Stanley Clarke

(Copyright © 2006 Piero Scaruffi | Terms of use )
Krentz Ratings:
Children of Forever (1972), 7/10
Stanley Clarke (1974), 6.5/10
Journey to Love (1975), 7/10
School Days (1976), 7/10
I Wanna Play For You (1979), 6/10
The Clarke/ Duke Group (1980), 5/10
If This Bass Could Only Talk (1988), 5.5/10
The Rite of Strings (1995), 5.5/10

Stanley Clarke (1951) was one of the bassists who created a language for the electric bass in the context of fusion music. Starting out with Pharoah Sanders (1971) and especially Chick Corea (1972), Clarke turned the electric bass into a force of nature. both in terms of percussive power and in terms of chromatic spectrum. His compositions were ambitious the 16-minute Sea Journey on Children of Forever (december 1972), that still featured Chick Corea on keyboards; the 14-minute Life Suite on the heavily arranged Stanley Clarke (1974); the 14-minute Concerto for Jazz-rock Orchestra on Journey to Love (1975). School Days (june 1976) was a hit, thanks to the nine-minute Life Is Just A Game and the catchy School Days.

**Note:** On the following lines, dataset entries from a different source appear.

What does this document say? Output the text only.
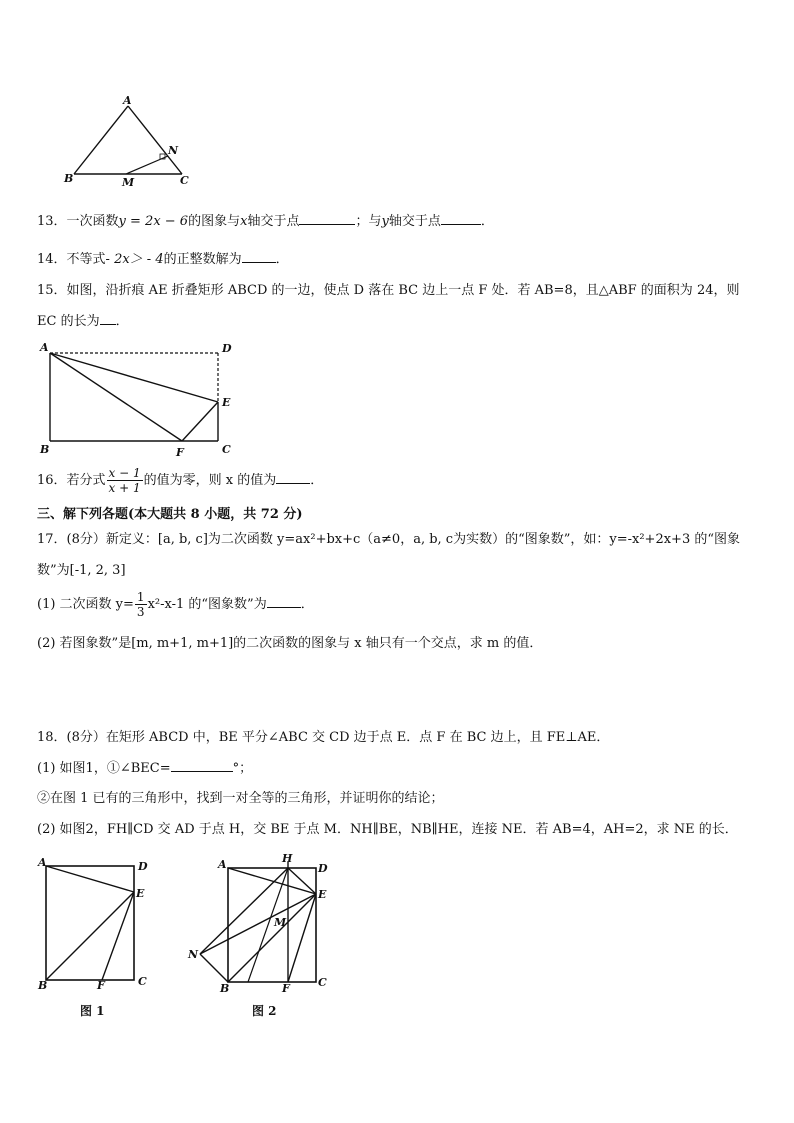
A
B	M
N
C
13．一次函数y = 2x − 6的图象与x轴交于点	；与y轴交于点	．
14．不等式- 2x＞ - 4的正整数解为	．
15．如图，沿折痕 AE 折叠矩形 ABCD 的一边，使点 D 落在 BC 边上一点 F 处．若 AB=8，且△ABF 的面积为 24，则
EC 的长为 ．
A	D
E
B	F	C
16．若分式 $\frac{x - 1}{x + 1}$ 的值为零，则 x 的值为	．
三、解下列各题(本大题共 8 小题，共 72 分)
17．(8分）新定义：[a, b, c]为二次函数 y=ax²+bx+c（a≠0，a, b, c为实数）的“图象数”，如：y=-x²+2x+3 的“图象
数”为[-1, 2, 3]
(1) 二次函数 $y= \frac{1}{3} x^2-x-1$ 的“图象数”为	．
(2) 若图象数”是[m, m+1, m+1]的二次函数的图象与 x 轴只有一个交点，求 m 的值．
18．(8分）在矩形 ABCD 中，BE 平分∠ABC 交 CD 边于点 E．点 F 在 BC 边上，且 FE⊥AE．
(1) 如图1，①∠BEC=	°；
②在图 1 已有的三角形中，找到一对全等的三角形，并证明你的结论；
(2) 如图2，FH∥CD 交 AD 于点 H，交 BE 于点 M．NH∥BE，NB∥HE，连接 NE．若 AB=4，AH=2，求 NE 的长．
A	D
E
B	F	C
图 1
A	H
D
E
M
N
B	F	C
图 2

The double-LP I Wanna Play For You (september 1979) marked the transition from the old progressive fusion (still represented by the nine-minute Quiet Afternoon) to the electronic pop-soul-funk music concocted by keyboardist George Duke. The latter became his main preoccupation during the 1980s, notably in the funk group The Clarke/Duke Project (1981).

Clarke recovered a modicum of dignity on If This Bass Could Only Talk (1988). The Rite of Strings (april 1995) was an all-acoustic collaboration with Jean Luc Ponty and Al DiMeola.